I found this on Fark, and it really made my day, it’s just so silly! Someone has actually taken the time to translate I Like Big Butts by Sir Mix-A-Lot into Latin. I just had to share.
This link goes straight to my Latin professor.
It would be nice if it was direct translation, instead of idiomatic, but it was still rather funny
I’m gonna scare the hell outta my friends now that I can do that song in two languages…
Well, it would be rather difficult to translate the song directly. I think the author did a fine job at it.
Looking back, I retract my statement. He could’ve been much more direct.
Still funny, though!
By the immortal gods, I revelled in hilarity until deprived of my glutii maximi.
Back in my wilder undergraduate days, a friend and I translated all kinds of things into Latin. One was the “Where, o where are you tonight” song from Hee-Haw. Another was “Light My Fire”. Boy, what a rowdy bunch we were. I can still remember the look on our professors’ face as we misused the subjunctive repeatedly and without remorse.
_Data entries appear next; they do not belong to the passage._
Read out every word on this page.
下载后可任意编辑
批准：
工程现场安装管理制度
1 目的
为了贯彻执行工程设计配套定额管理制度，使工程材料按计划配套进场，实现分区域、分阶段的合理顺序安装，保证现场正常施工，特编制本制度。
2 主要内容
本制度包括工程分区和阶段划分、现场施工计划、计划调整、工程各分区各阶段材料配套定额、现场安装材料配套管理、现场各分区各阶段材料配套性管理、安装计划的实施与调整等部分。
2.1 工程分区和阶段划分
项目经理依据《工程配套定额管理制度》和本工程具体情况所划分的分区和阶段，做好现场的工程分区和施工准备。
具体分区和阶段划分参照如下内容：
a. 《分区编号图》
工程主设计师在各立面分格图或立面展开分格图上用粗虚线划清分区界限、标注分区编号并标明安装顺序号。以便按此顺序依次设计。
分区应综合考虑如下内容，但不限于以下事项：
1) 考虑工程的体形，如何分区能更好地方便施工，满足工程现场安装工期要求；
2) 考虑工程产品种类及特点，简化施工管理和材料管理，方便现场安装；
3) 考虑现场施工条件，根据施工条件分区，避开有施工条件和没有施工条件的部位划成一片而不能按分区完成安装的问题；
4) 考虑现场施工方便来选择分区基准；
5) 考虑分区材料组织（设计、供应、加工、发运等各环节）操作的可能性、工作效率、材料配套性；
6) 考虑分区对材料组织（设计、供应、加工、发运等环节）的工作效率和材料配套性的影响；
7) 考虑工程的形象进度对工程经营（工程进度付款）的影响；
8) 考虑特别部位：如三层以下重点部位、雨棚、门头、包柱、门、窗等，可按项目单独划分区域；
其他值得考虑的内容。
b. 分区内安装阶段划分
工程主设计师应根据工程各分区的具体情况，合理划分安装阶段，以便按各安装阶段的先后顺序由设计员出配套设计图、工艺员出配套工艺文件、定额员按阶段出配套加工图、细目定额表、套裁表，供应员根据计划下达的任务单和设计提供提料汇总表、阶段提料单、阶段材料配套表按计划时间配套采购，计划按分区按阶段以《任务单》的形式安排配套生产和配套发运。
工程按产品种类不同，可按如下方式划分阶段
Heh. I tried to translate The Hobbit into Latin once, in a fit of insanity. I got about a paragraph in.
I’m not sure if I still have a copy – it started “In cavum in terram vivebat hobbitus…”
And that link is brilliant.
In 8th grade we learned how to sing “Rudolph the Red-Nosed Reindeer” in Latin.
I am very sorry I don’t mean to be picky, but the name of the song is Baby Got Back, not I Like Big Butts.
You’re right, of course. That line is the line that I always get stuck in my head, so I got it confused with the title.
Is it just me or has this song seen a mysterious resurgence lately? I’m hearing it more and more.
On a slightly different note. Are you Latin lovers aware that there is a published Latin version of The Cat in the Hat available. I got it for my son a couple of years ago.
FYI, there is also a Latin translation of “Winnie the Pooh” by A. A. Milne titled, “Waeni(sp) ille Pu”
There is also Virent Ova! Viret Perna!! (that’s Green Eggs and Ham), and Harrius Potter et Philosophi Lapis (Harry Potter and the Sorcerer’s Stone). I assume that the spells are plays on Greek words.